I had heard about Chabad's efforts in the Ukraine. The "Rebbe's army" acts as a strong presence, sometimes the dominant one, in Jewish outreach efforts throughout the former Soviet Union.
My understanding had been that Chabad and the Jewish Agency were engaged in a turf war, each wanting to shape what was left of the Jewish community in their own mold, particularly in the realm of summer camps. But over the next five days as I traveled to Odessa and Kharkov with a group of journalists, organized and paid for by the agency, it seemed that in Ukraine the organizations had to flex their muscles to suit the needs of the community. Chabad here was not the Chabad of the US nor was it that of Israel.
Ukraine's Jewish community seems to be barely surviving. Most of those who sustained a strong sense of Jewish identity through the post-Stalin era emigrated from the Soviet Union, leaving behind a large group of relatively unidentified Jews, who know very little of their heritage. It is hard to determine exactly how many Jews remain in the former Soviet Union, in part because of problems with lost documentation, but a population survey in 2002 estimated 450,000. With a high intermarriage rate and few affiliated with any Jewish framework, the community is at risk of dying out.
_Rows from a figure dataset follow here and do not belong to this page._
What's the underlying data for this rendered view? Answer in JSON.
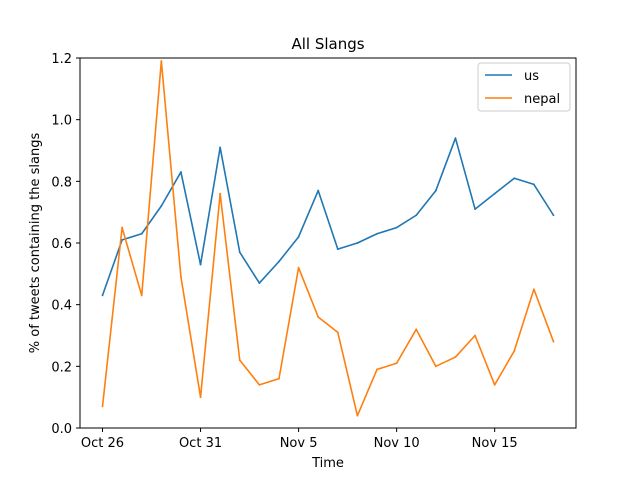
{
  "chart_data": {
    "type": "line",
    "title": "All Slangs",
    "xlabel": "Time",
    "ylabel": "% of tweets containing the slangs",
    "x": [
      "Oct 26",
      "Oct 27",
      "Oct 28",
      "Oct 29",
      "Oct 30",
      "Oct 31",
      "Nov 1",
      "Nov 2",
      "Nov 3",
      "Nov 4",
      "Nov 5",
      "Nov 6",
      "Nov 7",
      "Nov 8",
      "Nov 9",
      "Nov 10",
      "Nov 11",
      "Nov 12",
      "Nov 13",
      "Nov 14",
      "Nov 15",
      "Nov 16",
      "Nov 17",
      "Nov 18"
    ],
    "xticks": [
      "Oct 26",
      "Oct 31",
      "Nov 5",
      "Nov 10",
      "Nov 15"
    ],
    "ylim": [
      0,
      1.2
    ],
    "yticks": [
      "0.0",
      "0.2",
      "0.4",
      "0.6",
      "0.8",
      "1.0",
      "1.2"
    ],
    "legend_position": "top-right",
    "grid": false,
    "series": [
      {
        "name": "us",
        "color": "#1f77b4",
        "values": [
          0.43,
          0.61,
          0.63,
          0.72,
          0.83,
          0.53,
          0.91,
          0.57,
          0.47,
          0.54,
          0.62,
          0.77,
          0.58,
          0.6,
          0.63,
          0.65,
          0.69,
          0.77,
          0.94,
          0.71,
          0.76,
          0.81,
          0.79,
          0.69
        ]
      },
      {
        "name": "nepal",
        "color": "#ff7f0e",
        "values": [
          0.07,
          0.65,
          0.43,
          1.19,
          0.49,
          0.1,
          0.76,
          0.22,
          0.14,
          0.16,
          0.52,
          0.36,
          0.31,
          0.04,
          0.19,
          0.21,
          0.32,
          0.2,
          0.23,
          0.3,
          0.14,
          0.25,
          0.45,
          0.28
        ]
      }
    ]
  }
}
That's why for over a decade, Jews of all stripes have been rushing to their rescue, setting up schools and summer camps, ulpanim and community centers, before the window of opportunity closes.
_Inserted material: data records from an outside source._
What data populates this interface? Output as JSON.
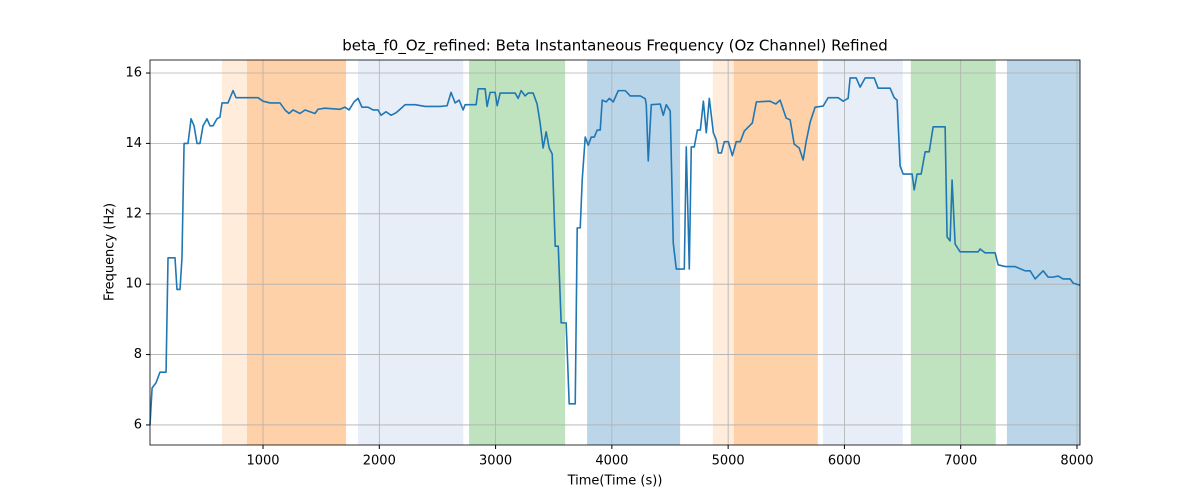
{
  "chart_data": {
    "type": "line",
    "title": "beta_f0_Oz_refined: Beta Instantaneous Frequency (Oz Channel) Refined",
    "xlabel": "Time(Time (s))",
    "ylabel": "Frequency (Hz)",
    "xlim": [
      28,
      8026
    ],
    "ylim": [
      5.43,
      16.37
    ],
    "xticks": [
      1000,
      2000,
      3000,
      4000,
      5000,
      6000,
      7000,
      8000
    ],
    "yticks": [
      6,
      8,
      10,
      12,
      14,
      16
    ],
    "grid": true,
    "regions": [
      {
        "start": 647,
        "end": 1714,
        "color": "#ff7f0e",
        "alpha": 0.15
      },
      {
        "start": 862,
        "end": 1714,
        "color": "#ff7f0e",
        "alpha": 0.25
      },
      {
        "start": 1817,
        "end": 2722,
        "color": "#aec7e8",
        "alpha": 0.3
      },
      {
        "start": 2772,
        "end": 3598,
        "color": "#2ca02c",
        "alpha": 0.3
      },
      {
        "start": 3787,
        "end": 4587,
        "color": "#1f77b4",
        "alpha": 0.3
      },
      {
        "start": 4868,
        "end": 5771,
        "color": "#ff7f0e",
        "alpha": 0.15
      },
      {
        "start": 5049,
        "end": 5771,
        "color": "#ff7f0e",
        "alpha": 0.25
      },
      {
        "start": 5814,
        "end": 6502,
        "color": "#aec7e8",
        "alpha": 0.3
      },
      {
        "start": 6571,
        "end": 7302,
        "color": "#2ca02c",
        "alpha": 0.3
      },
      {
        "start": 7397,
        "end": 8026,
        "color": "#1f77b4",
        "alpha": 0.3
      }
    ],
    "x": [
      28,
      46,
      80,
      114,
      166,
      183,
      243,
      260,
      286,
      303,
      321,
      355,
      381,
      407,
      432,
      458,
      484,
      518,
      544,
      570,
      604,
      630,
      647,
      699,
      742,
      768,
      957,
      1000,
      1060,
      1146,
      1189,
      1224,
      1258,
      1318,
      1361,
      1447,
      1473,
      1533,
      1662,
      1705,
      1740,
      1783,
      1817,
      1851,
      1903,
      1946,
      1989,
      2015,
      2058,
      2101,
      2144,
      2179,
      2222,
      2308,
      2394,
      2523,
      2583,
      2617,
      2652,
      2686,
      2721,
      2738,
      2833,
      2850,
      2910,
      2927,
      2953,
      2996,
      3014,
      3039,
      3168,
      3194,
      3220,
      3254,
      3280,
      3323,
      3357,
      3383,
      3409,
      3435,
      3461,
      3487,
      3513,
      3539,
      3564,
      3607,
      3633,
      3685,
      3702,
      3728,
      3745,
      3771,
      3797,
      3823,
      3849,
      3874,
      3900,
      3917,
      3952,
      3978,
      4012,
      4055,
      4115,
      4158,
      4244,
      4287,
      4296,
      4313,
      4339,
      4416,
      4442,
      4468,
      4502,
      4528,
      4554,
      4623,
      4640,
      4666,
      4683,
      4709,
      4735,
      4761,
      4787,
      4812,
      4838,
      4873,
      4898,
      4916,
      4942,
      4967,
      5002,
      5036,
      5070,
      5105,
      5139,
      5208,
      5243,
      5360,
      5410,
      5447,
      5499,
      5533,
      5568,
      5611,
      5645,
      5671,
      5705,
      5748,
      5817,
      5860,
      5946,
      5989,
      6032,
      6049,
      6101,
      6135,
      6178,
      6256,
      6290,
      6393,
      6428,
      6453,
      6479,
      6505,
      6582,
      6600,
      6625,
      6660,
      6694,
      6729,
      6763,
      6866,
      6883,
      6909,
      6926,
      6952,
      6995,
      7150,
      7167,
      7210,
      7296,
      7322,
      7382,
      7468,
      7554,
      7597,
      7640,
      7709,
      7752,
      7795,
      7838,
      7881,
      7941,
      7967,
      8026
    ],
    "series": [
      {
        "name": "beta_f0_Oz_refined",
        "color": "#1f77b4",
        "values": [
          6.0,
          7.05,
          7.2,
          7.5,
          7.5,
          10.75,
          10.75,
          9.85,
          9.85,
          10.75,
          14.0,
          14.0,
          14.7,
          14.5,
          14.0,
          14.0,
          14.5,
          14.7,
          14.5,
          14.5,
          14.7,
          14.75,
          15.15,
          15.15,
          15.5,
          15.3,
          15.3,
          15.2,
          15.15,
          15.15,
          14.95,
          14.85,
          14.95,
          14.85,
          14.95,
          14.85,
          14.97,
          15.0,
          14.97,
          15.03,
          14.95,
          15.18,
          15.28,
          15.03,
          15.03,
          14.95,
          14.95,
          14.8,
          14.9,
          14.8,
          14.87,
          14.97,
          15.1,
          15.1,
          15.05,
          15.05,
          15.07,
          15.45,
          15.15,
          15.23,
          14.95,
          15.1,
          15.1,
          15.55,
          15.55,
          15.05,
          15.45,
          15.45,
          15.07,
          15.43,
          15.43,
          15.28,
          15.5,
          15.35,
          15.43,
          15.43,
          15.12,
          14.58,
          13.87,
          14.33,
          13.87,
          13.7,
          11.08,
          11.08,
          8.9,
          8.9,
          6.6,
          6.6,
          11.6,
          11.6,
          12.96,
          14.18,
          13.95,
          14.18,
          14.18,
          14.38,
          14.38,
          15.23,
          15.18,
          15.28,
          15.18,
          15.5,
          15.5,
          15.35,
          15.35,
          15.27,
          15.1,
          13.5,
          15.1,
          15.12,
          14.8,
          15.1,
          14.92,
          11.17,
          10.43,
          10.43,
          13.9,
          10.43,
          13.9,
          13.9,
          14.38,
          14.38,
          15.2,
          14.3,
          15.28,
          14.3,
          14.1,
          13.73,
          13.73,
          14.05,
          14.05,
          13.65,
          14.05,
          14.05,
          14.35,
          14.58,
          15.18,
          15.2,
          15.12,
          15.23,
          14.72,
          14.67,
          13.98,
          13.87,
          13.53,
          14.05,
          14.6,
          15.03,
          15.06,
          15.3,
          15.3,
          15.2,
          15.28,
          15.86,
          15.86,
          15.6,
          15.86,
          15.86,
          15.57,
          15.57,
          15.3,
          15.23,
          13.36,
          13.13,
          13.13,
          12.68,
          13.13,
          13.13,
          13.76,
          13.76,
          14.47,
          14.47,
          11.34,
          11.23,
          12.96,
          11.14,
          10.92,
          10.92,
          11.0,
          10.89,
          10.89,
          10.55,
          10.5,
          10.5,
          10.38,
          10.38,
          10.15,
          10.38,
          10.2,
          10.2,
          10.23,
          10.15,
          10.15,
          10.03,
          9.97
        ]
      }
    ]
  }
}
The underlying question for all those engaged in outreach efforts - be it Chabad, the agency, the Orthodox Union or the Reform Movement - was whether Jews have a future here and, if so, what kind.
My instinct was right. The haredi in line with me at the airport was on his way to a Chabad summer camp. When I mentioned the purpose of my trip - visiting Jewish Agency summer camps - our conversation ended abruptly. And when the Ukrainian who stood behind me realized that perhaps I was also a Jew, he too turned away, leaving an awkward silence.
Ukraine, which was known for its fierce anti-Semitism, has not yet transcended its past. Traveling through Odessa and Kharkov, residual anti-Semitism was physically noticeable in several desecrated memorials we visited.
Last year, an Israeli photography exhibit in Kharkov called "That's How We Live" was set on fire two days after opening. Agency officials believed the burned exhibit showed even more poignantly the way Jews live, and demanded that the exhibit remain open in its desecrated state.
Visiting the monumental memorial at Drobitsky Yar, a ravine just outside Kharkov, where in December 1941, Nazi troops began a year-long massacre of local inhabitants, we noticed several Ukrainians picnicking. Some farmers had even begun growing potatoes in the fields surrounding the monument, where thousands of Jews were transported to be killed.
Today's anti-Semitism may be complicated by envy, explained Rabbi Moshe Moskowitz, the chief rabbi of of Kharkov, sitting in his office in the only remaining synagogue in the city. Originally built in 1909, it is a large impressive building that, unlike the rest of the buildings on the block, is set back from the street to conform to a law requiring synagogues to be a certain distance from the cathedral down the block.
"Last year I stopped someone in the park on Succot, as Lubavitchers often do, and asked if he was Jewish," said Moskovitz, who was sent here from his home in Caracas, Venezuela. "He said, 'Unfortunately not.'" Moskovitz used this anecdote to explain the complicated relationship between the Jewish and non-Jewish populations.